Dr. Young also wants everyone to know that hats are definitely not the cause of your hair loss, no matter what you may have heard. "While people who are losing their hair tend to wear hats to hide their hair loss, the hat has really no effect to worsen hair loss."

Testosterone and hair loss

Though perhaps a soothing thought, Dr. Young points out that naturally high testosterone levels are not to blame for thinning hair. "Elevated levels of testosterone do not cause hair loss. It's the sensitivity of your hair follicles to a hormone called DHT — or dihydrotestosterone — that determines how much hair loss you'll experience."
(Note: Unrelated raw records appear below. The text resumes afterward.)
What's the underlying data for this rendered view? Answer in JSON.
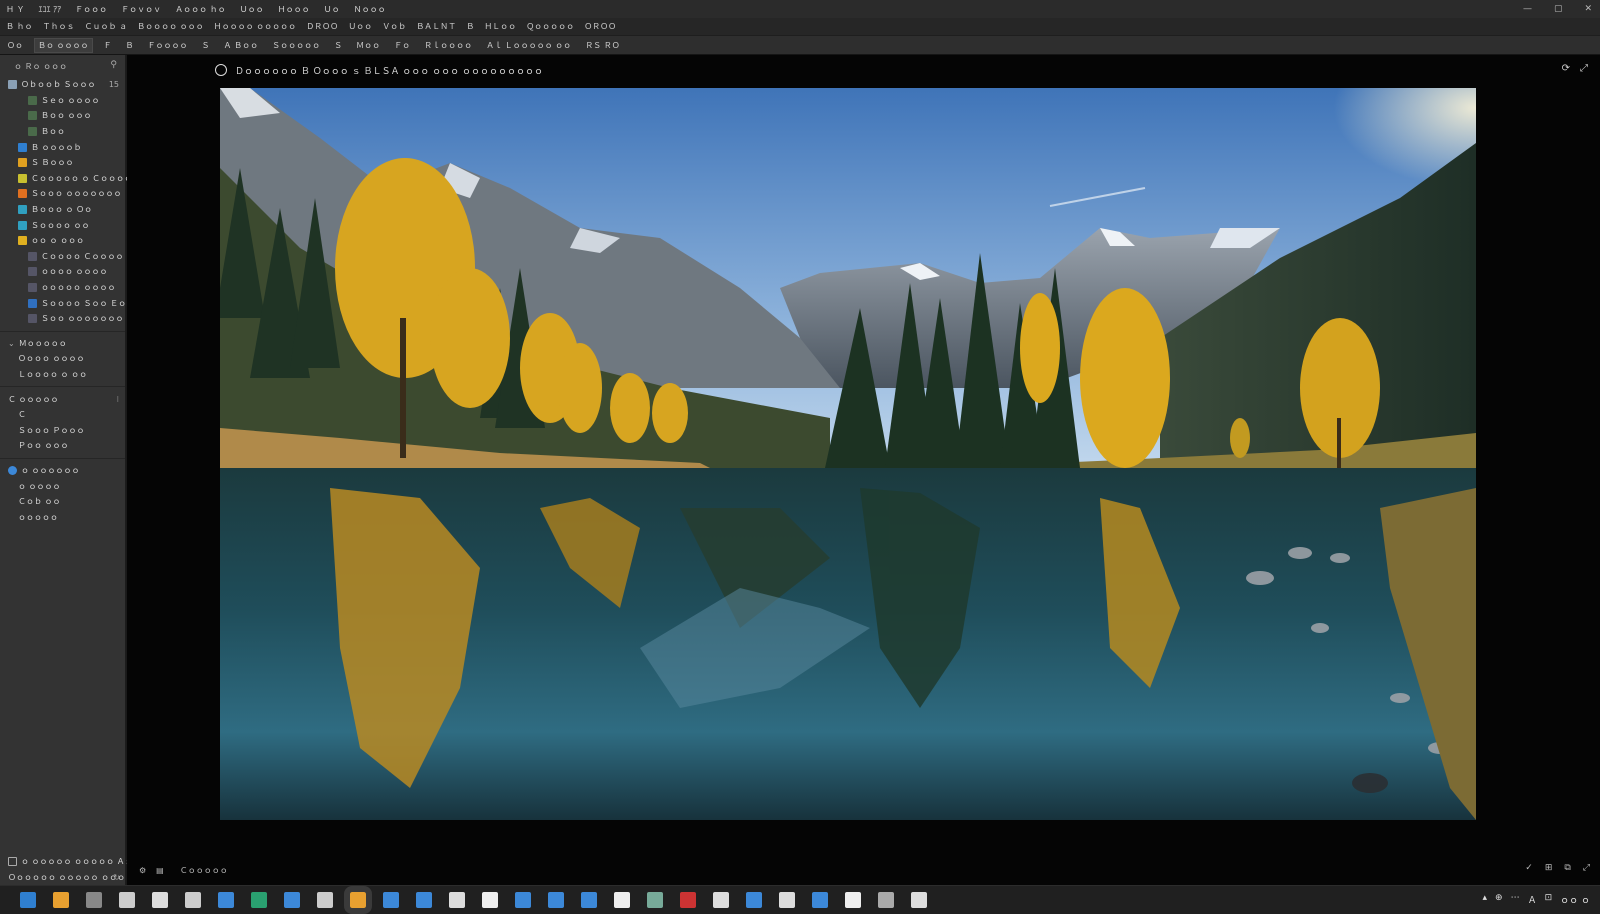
{
  "menubar": {
    "items": [
      "Ｈ Ｙ",
      "ｴｺｴ ｱｱ",
      "Ｆｏｏｏ",
      "Ｆｏｖｏｖ",
      "Ａｏｏｏ ｈｏ",
      "Ｕｏｏ",
      "Ｈｏｏｏ",
      "Ｕｏ",
      "Ｎｏｏｏ"
    ],
    "window_controls": [
      "—",
      "▢",
      "✕"
    ]
  },
  "toolbar1": {
    "items": [
      "Ｂ ｈｏ",
      "Ｔｈｏｓ",
      "Ｃｕｏｂ ａ",
      "Ｂｏｏｏｏ ｏｏｏ",
      "Ｈｏｏｏｏ ｏｏｏｏｏ",
      "ＤＲＯＯ",
      "Ｕｏｏ",
      "Ｖｏｂ",
      "ＢＡＬＮＴ",
      "Ｂ",
      "ＨＬｏｏ",
      "Ｑｏｏｏｏｏ",
      "ＯＲＯＯ"
    ]
  },
  "toolbar2": {
    "items": [
      "Ｏｏ",
      "Ｂｏ ｏｏｏｏ",
      "Ｆ",
      "Ｂ",
      "Ｆｏｏｏｏ",
      "Ｓ",
      "Ａ Ｂｏｏ",
      "Ｓｏｏｏｏｏ",
      "Ｓ",
      "Ｍｏｏ",
      "Ｆｏ",
      "Ｒｌｏｏｏｏ",
      "Ａｌ Ｌｏｏｏｏｏ ｏｏ",
      "ＲＳ ＲＯ"
    ]
  },
  "sidebar": {
    "header": "ｏ Ｒｏ ｏｏｏ",
    "rows": [
      {
        "label": "Ｏｂｏｏｂ Ｓｏｏｏ",
        "indent": 0,
        "color": "#8aa0b5",
        "count": "15"
      },
      {
        "label": "Ｓｅｏ ｏｏｏｏ",
        "indent": 2,
        "color": "#4a6a4a",
        "count": ""
      },
      {
        "label": "Ｂｏｏ ｏｏｏ",
        "indent": 2,
        "color": "#4a6a4a",
        "count": ""
      },
      {
        "label": "Ｂｏｏ",
        "indent": 2,
        "color": "#4a6a4a",
        "count": ""
      },
      {
        "label": "Ｂ ｏｏｏｏｂ",
        "indent": 1,
        "color": "#2f7fd0",
        "count": ""
      },
      {
        "label": "Ｓ Ｂｏｏｏ",
        "indent": 1,
        "color": "#e0a020",
        "count": ""
      },
      {
        "label": "Ｃｏｏｏｏｏ ｏ Ｃｏｏｏｏ",
        "indent": 1,
        "color": "#c8c030",
        "count": ""
      },
      {
        "label": "Ｓｏｏｏ ｏｏｏｏｏｏｏ",
        "indent": 1,
        "color": "#e07020",
        "count": ""
      },
      {
        "label": "Ｂｏｏｏ ｏ Ｏｏ",
        "indent": 1,
        "color": "#30a0c0",
        "count": ""
      },
      {
        "label": "Ｓｏｏｏｏ ｏｏ",
        "indent": 1,
        "color": "#30a0c0",
        "count": ""
      },
      {
        "label": "ｏｏ ｏ ｏｏｏ",
        "indent": 1,
        "color": "#e0b020",
        "count": ""
      },
      {
        "label": "Ｃｏｏｏｏ Ｃｏｏｏｏ",
        "indent": 2,
        "color": "#556",
        "count": ""
      },
      {
        "label": "ｏｏｏｏ ｏｏｏｏ",
        "indent": 2,
        "color": "#556",
        "count": ""
      },
      {
        "label": "ｏｏｏｏｏ ｏｏｏｏ",
        "indent": 2,
        "color": "#556",
        "count": ""
      },
      {
        "label": "Ｓｏｏｏｏ Ｓｏｏ Ｅｏｏ",
        "indent": 2,
        "color": "#3070c0",
        "count": ""
      },
      {
        "label": "Ｓｏｏ ｏｏｏｏｏｏｏ",
        "indent": 2,
        "color": "#556",
        "count": ""
      }
    ],
    "section2_header": "Ｍｏｏｏｏｏ",
    "section2_rows": [
      "Ｏｏｏｏ ｏｏｏｏ",
      "Ｌｏｏｏｏ ｏ ｏｏ"
    ],
    "section3_header": "Ｃ ｏｏｏｏｏ",
    "section3_rows": [
      "Ｃ",
      "Ｓｏｏｏ Ｐｏｏｏ",
      "Ｐｏｏ ｏｏｏ"
    ],
    "section4_header": "ｏ ｏｏｏｏｏｏ",
    "section4_rows": [
      "ｏ ｏｏｏｏ",
      "Ｃｏｂ ｏｏ",
      "ｏｏｏｏｏ"
    ],
    "footer": [
      "ｏ ｏｏｏｏｏ ｏｏｏｏｏ Ａｓ",
      "Ｏｏｏｏｏｏ ｏｏｏｏｏ ｏｏｏ"
    ]
  },
  "viewer": {
    "title": "Ｄｏｏｏｏｏｏ Ｂ Ｏｏｏｏ ｓ ＢＬＳＡ ｏｏｏ ｏｏｏ ｏｏｏｏｏｏｏｏｏ",
    "top_icons": [
      "⟳",
      "⤢"
    ],
    "bottom_label": "Ｃｏｏｏｏｏ",
    "bottom_icons": [
      "✓",
      "⊞",
      "⧉",
      "⤢"
    ]
  },
  "taskbar": {
    "tray": [
      "▴",
      "⊕",
      "⋯",
      "Ａ",
      "⊡",
      "ｏｏ ｏ"
    ]
  },
  "colors": {
    "bg": "#1a1a1a",
    "panel": "#333333",
    "viewer_bg": "#050505",
    "accent": "#3c88d8"
  }
}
And though too much sun can cause other health problems, it's not going to make your hair fall out, says Dr. Young. "While a sunburn on your scalp is often the first sign that you're getting thin up top, excessive sun exposure does not lead to hair loss," he clarifies. "This doesn't mean it's good for you. In fact, skin cancer on the scalp is more common in men who have male pattern baldness, since they have less hair to protect the skin on their scalp." To avoid this, he recommends that men with thinning hair apply sunscreen to their scalp, and perhaps even throw on a hat for added protection. "Don't worry about sunscreen causing hair loss," Dr. Young tosses in. "That's another myth we can put to rest!"

Despite what you may have heard...

You may have heard that some vitamins can slow or stop hair loss, but Dr. Young reports that one is also untrue. You're unlikely to lose hair due to vitamin deficiency "... unless you're deficient in a particular vitamin," Yonug notes. "[Which] is rare in the United States these days unless you're on some long-term crash diet, which we don't recommend!" However, while vitamins can't keep your hair from falling out, they can expedite the process. Dr. Young warns against overdoing supplements, saying, "It's important to keep in mind that taking too much vitamin A or vitamin E can actually increase hair loss."

Another common myth about hair loss is that chlorine and salt water cause baldness. "While lots of chlorine and salt water might dry out your hair for a few days," says Dr. Young, "neither causes male pattern baldness. To reduce this dryness, it's a good idea to rinse your hair with tap water and use a conditioner after swimming."

And finally, Dr. Young addresses the elephant in the room: Can masturbation, in fact, be the cause of hair loss? With a simple "Nope," our hair-loss expert shuts that myth down, reiterating, "Contrary to what you might have heard, masturbation does not cause hair loss." Phew!